For me, I think the lessons learned in football still outweigh the injury risk. But I'm a football guy, and I may be too biased.

But there are ways we've got to make football safer. The first is pre-participation exams, and ruling out kids that shouldn't be playing. Another thing is having physiological age groups: two kids can both be 12 years old, but if they've matured at different rates, that's a huge mismatch. We have weight limits sometimes, but those don't always work. You've got to match up similar bodies, and that doesn't happen.

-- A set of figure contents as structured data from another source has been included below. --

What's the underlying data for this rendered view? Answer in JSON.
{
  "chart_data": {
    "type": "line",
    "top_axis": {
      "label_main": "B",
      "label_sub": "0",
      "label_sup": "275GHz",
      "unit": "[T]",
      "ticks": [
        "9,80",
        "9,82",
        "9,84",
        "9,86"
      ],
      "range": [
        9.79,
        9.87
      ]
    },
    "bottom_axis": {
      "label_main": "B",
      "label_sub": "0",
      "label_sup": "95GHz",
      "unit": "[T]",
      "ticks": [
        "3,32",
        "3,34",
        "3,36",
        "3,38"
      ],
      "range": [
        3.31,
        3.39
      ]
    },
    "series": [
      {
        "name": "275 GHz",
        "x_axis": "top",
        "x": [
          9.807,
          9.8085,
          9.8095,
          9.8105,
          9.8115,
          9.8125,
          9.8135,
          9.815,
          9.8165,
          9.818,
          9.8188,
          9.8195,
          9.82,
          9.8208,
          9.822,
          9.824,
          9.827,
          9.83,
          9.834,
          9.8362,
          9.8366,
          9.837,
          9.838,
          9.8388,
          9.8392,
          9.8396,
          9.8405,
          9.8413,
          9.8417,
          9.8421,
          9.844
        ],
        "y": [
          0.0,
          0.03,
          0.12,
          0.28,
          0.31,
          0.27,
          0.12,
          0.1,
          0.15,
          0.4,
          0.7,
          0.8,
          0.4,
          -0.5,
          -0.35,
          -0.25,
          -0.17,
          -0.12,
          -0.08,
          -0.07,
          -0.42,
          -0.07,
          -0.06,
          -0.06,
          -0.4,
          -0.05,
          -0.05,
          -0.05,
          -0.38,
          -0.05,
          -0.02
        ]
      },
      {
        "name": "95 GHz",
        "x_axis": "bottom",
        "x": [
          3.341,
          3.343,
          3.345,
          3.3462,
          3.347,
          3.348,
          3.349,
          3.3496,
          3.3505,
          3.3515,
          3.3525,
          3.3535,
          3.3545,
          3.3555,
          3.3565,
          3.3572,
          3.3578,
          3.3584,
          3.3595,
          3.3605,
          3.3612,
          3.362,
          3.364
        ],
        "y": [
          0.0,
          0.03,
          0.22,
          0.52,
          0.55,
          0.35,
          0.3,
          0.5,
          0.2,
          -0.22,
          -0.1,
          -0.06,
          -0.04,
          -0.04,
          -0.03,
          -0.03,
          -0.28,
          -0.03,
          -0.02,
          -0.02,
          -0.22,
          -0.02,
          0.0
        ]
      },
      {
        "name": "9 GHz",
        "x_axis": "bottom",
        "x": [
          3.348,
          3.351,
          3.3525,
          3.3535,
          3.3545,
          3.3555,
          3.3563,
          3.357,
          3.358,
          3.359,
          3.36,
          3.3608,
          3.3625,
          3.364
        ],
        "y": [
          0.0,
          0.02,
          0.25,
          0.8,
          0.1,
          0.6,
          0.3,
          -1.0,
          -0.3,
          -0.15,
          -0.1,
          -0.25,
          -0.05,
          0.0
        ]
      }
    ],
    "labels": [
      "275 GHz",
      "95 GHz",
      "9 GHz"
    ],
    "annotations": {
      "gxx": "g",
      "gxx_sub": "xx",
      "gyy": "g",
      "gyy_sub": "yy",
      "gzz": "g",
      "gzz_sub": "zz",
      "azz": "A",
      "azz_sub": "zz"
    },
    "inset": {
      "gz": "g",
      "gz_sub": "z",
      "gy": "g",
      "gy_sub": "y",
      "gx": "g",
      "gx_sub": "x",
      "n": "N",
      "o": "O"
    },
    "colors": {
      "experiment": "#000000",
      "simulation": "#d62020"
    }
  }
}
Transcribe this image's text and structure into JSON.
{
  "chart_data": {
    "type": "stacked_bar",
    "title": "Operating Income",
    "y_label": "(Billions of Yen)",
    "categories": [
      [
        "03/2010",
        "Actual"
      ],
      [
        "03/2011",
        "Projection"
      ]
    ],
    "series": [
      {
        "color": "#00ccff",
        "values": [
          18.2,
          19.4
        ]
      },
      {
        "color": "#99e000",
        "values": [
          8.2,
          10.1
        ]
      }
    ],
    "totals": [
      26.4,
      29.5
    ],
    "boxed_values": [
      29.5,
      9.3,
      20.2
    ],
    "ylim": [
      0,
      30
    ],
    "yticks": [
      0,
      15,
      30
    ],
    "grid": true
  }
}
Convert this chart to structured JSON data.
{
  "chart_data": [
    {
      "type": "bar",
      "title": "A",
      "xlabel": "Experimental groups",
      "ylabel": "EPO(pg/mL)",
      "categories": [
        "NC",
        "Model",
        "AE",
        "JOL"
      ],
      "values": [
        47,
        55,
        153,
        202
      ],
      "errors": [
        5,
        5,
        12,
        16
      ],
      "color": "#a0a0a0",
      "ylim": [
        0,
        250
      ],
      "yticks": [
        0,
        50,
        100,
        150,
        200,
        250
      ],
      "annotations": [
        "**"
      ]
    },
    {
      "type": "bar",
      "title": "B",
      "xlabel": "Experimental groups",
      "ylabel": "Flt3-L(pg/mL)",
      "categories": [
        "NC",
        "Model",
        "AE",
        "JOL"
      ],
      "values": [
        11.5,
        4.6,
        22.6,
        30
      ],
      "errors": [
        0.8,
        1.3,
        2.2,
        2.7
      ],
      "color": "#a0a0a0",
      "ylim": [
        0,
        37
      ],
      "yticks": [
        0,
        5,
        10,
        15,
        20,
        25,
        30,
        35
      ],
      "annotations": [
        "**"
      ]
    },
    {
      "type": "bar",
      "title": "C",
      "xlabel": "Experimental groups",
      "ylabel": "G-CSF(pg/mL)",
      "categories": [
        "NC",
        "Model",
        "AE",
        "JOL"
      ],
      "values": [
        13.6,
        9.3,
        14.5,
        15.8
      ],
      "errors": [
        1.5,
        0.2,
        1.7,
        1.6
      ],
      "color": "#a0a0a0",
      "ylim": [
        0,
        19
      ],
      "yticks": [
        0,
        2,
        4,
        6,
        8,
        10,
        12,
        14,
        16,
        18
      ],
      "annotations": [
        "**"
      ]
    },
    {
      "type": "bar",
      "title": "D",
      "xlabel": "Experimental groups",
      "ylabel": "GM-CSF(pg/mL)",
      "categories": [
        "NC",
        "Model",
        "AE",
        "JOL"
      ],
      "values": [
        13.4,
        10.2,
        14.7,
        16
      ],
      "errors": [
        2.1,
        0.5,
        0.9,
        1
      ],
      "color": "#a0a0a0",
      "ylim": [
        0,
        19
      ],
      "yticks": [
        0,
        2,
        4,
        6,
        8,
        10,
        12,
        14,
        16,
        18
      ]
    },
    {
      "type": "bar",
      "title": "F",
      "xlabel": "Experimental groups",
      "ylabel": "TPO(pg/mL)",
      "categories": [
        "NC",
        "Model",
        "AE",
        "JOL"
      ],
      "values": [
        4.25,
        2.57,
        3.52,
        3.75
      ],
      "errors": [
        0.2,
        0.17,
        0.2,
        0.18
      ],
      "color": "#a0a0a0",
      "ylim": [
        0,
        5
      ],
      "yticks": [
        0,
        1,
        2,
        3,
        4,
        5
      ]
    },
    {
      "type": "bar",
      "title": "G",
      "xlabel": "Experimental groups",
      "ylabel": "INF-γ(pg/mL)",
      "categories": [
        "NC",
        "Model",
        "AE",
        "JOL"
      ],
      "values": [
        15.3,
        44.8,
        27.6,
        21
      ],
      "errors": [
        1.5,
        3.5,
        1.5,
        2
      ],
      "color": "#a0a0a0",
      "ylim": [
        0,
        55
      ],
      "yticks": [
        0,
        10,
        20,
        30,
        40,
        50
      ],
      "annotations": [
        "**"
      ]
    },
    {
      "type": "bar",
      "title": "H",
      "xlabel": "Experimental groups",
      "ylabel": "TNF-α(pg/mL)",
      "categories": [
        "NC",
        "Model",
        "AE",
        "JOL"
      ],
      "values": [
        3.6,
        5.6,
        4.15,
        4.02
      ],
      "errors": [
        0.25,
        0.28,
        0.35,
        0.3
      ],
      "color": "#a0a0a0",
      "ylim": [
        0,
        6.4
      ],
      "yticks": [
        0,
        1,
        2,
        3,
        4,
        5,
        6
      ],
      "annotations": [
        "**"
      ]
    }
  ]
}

We've also got to have athletic trainers in all high schools, and everywhere youth football is being played. The trainers are there to recognize injuries when they first happen, even if they're minor, to prevent them from becoming major injuries. Right now, that doesn't happen. Some schools have them, but not all. Some states mandate it, but don't provide any funds for it. That's a joke.

The other thing is that we need more education on injury prevention, during games and practice. This includes parameters for practicing in the heat. But if you don't have an athletic trainer, the head coach can't — they might not know how. So we need all state high school athletic associations to have rules on when they can practice, how often, etc.

We need better emergency action plans for high schools. What you do, who you call. There should be defibrillators, like we're providing through a foundation that I'm head out, at all high schools. There needs to be a dedicated ambulance at every high school football game. Often, they have to pay for them to come, and it's expensive as hell, so the ambulance is there at the start of the game, but if they get a call to go somewhere else, they just leave. So a kid gets hurt, and he can die on the field because he has no ambulance to get him to the hospital.

So there are all the problems. And for a nation that's as sophisticated and educated and advanced as we are, those things should be automatic. But they're not.

This interview has been edited for length and clarity.